I want to write my own code for evaluating my application. Other scorers don't fit my advanced needs.
→ Use Code-based Scorers to implement your own evaluation logic with Python.
If you are still unsure about which judge to use, you can use the "Ask AI" widget in the bottom right
Code-based scorers
Custom code-based scorers offer the ultimate flexibility to define precisely how your GenAI application's quality is measured. You can define evaluation metrics tailored to your specific business use case, whether based on simple heuristics, advanced logic, or programmatic evaluations.

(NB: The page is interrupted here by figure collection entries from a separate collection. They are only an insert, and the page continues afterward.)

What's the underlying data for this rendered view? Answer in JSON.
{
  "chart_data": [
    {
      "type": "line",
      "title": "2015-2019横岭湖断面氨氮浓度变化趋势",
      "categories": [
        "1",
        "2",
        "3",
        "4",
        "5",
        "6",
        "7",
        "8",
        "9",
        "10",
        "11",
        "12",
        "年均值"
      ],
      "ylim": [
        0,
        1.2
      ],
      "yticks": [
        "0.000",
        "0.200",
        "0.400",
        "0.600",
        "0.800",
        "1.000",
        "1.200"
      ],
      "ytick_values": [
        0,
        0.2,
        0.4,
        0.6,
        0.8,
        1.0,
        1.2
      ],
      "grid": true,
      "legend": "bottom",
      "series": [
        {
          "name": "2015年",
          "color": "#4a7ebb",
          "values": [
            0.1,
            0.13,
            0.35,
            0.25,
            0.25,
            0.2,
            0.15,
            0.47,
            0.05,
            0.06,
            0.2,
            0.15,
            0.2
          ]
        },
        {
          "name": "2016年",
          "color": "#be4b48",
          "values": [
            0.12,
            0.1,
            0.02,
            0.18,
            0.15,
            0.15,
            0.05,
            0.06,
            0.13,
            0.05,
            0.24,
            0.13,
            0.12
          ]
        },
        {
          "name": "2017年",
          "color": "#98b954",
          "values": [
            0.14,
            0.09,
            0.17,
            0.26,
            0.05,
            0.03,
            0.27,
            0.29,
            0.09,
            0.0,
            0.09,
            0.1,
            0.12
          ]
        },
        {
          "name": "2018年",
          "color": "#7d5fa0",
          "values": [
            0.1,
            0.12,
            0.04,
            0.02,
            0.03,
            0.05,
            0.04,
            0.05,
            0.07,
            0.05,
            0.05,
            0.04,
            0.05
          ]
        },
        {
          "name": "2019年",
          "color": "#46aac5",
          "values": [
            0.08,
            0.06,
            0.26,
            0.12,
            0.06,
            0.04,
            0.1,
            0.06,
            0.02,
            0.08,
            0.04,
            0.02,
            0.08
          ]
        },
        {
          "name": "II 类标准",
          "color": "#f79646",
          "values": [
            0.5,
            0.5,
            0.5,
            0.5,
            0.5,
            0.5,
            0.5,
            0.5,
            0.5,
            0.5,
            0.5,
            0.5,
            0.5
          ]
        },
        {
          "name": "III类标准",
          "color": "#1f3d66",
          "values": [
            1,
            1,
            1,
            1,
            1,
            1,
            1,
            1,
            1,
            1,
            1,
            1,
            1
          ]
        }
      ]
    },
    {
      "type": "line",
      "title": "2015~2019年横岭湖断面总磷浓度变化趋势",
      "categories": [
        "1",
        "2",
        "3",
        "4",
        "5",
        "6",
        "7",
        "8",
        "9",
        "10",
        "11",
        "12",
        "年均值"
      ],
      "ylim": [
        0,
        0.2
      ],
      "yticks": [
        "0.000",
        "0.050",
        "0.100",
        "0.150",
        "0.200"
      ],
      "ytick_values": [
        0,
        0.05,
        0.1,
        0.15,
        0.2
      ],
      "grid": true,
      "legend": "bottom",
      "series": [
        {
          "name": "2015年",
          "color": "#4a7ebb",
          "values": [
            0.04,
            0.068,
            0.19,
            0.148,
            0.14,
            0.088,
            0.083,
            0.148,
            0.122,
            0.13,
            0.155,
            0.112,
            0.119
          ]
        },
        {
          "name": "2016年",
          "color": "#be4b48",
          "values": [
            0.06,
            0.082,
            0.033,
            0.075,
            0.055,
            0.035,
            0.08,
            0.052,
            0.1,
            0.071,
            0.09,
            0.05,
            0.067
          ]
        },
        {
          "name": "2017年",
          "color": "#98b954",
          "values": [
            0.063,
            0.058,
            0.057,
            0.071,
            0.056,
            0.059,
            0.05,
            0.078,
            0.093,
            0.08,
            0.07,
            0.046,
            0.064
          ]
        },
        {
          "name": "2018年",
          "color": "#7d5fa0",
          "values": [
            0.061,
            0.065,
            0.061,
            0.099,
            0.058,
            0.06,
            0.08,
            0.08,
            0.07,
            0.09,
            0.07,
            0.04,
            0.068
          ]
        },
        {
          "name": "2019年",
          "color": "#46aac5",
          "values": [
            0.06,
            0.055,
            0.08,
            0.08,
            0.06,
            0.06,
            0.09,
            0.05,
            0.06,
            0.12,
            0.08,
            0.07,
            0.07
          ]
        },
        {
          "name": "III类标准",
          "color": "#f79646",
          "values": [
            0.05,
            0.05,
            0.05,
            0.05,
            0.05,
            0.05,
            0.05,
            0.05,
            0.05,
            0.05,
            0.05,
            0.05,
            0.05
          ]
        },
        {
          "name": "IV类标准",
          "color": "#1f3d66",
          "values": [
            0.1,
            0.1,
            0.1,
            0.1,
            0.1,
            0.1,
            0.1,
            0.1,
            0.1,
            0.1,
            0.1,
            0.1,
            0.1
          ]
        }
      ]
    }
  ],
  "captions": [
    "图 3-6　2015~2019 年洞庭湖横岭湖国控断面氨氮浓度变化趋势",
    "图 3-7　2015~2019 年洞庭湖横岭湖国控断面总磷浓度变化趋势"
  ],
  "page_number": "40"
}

Use custom scorers for the following scenarios:
- Defining a custom heuristic or code-based evaluation metric.
- Customizing how the data from your app's trace is mapped to built-in LLM judges.
- Using your own LLM for evaluation.
- Any other use cases where you need more flexibility and control than provided by custom LLM judges.
See Create custom code-based scorers.
How to Write a Good Judge?
In practice, out-of-the-box judges such as 'Groundedness' or 'Safety' struggle to understand your domain-specific data and criteria. Successful practitioners analyze real data to uncover domain-specific failure modes and then define custom evaluation criteria from the ground up. Here is the general workflow of how to define a good judge and iterate on it with MLflow.
Generate traces or collect them from production
Gather human feedback
Error analysis
To organize traces into error categories, use Trace Tag to label and filter traces.
Translate failure modes into Judges
Align judges with human feedback.
As you iterate on the judge, version control becomes important. MLflow can track Judge Versions to help you maintain changes and share the improved judges with your team.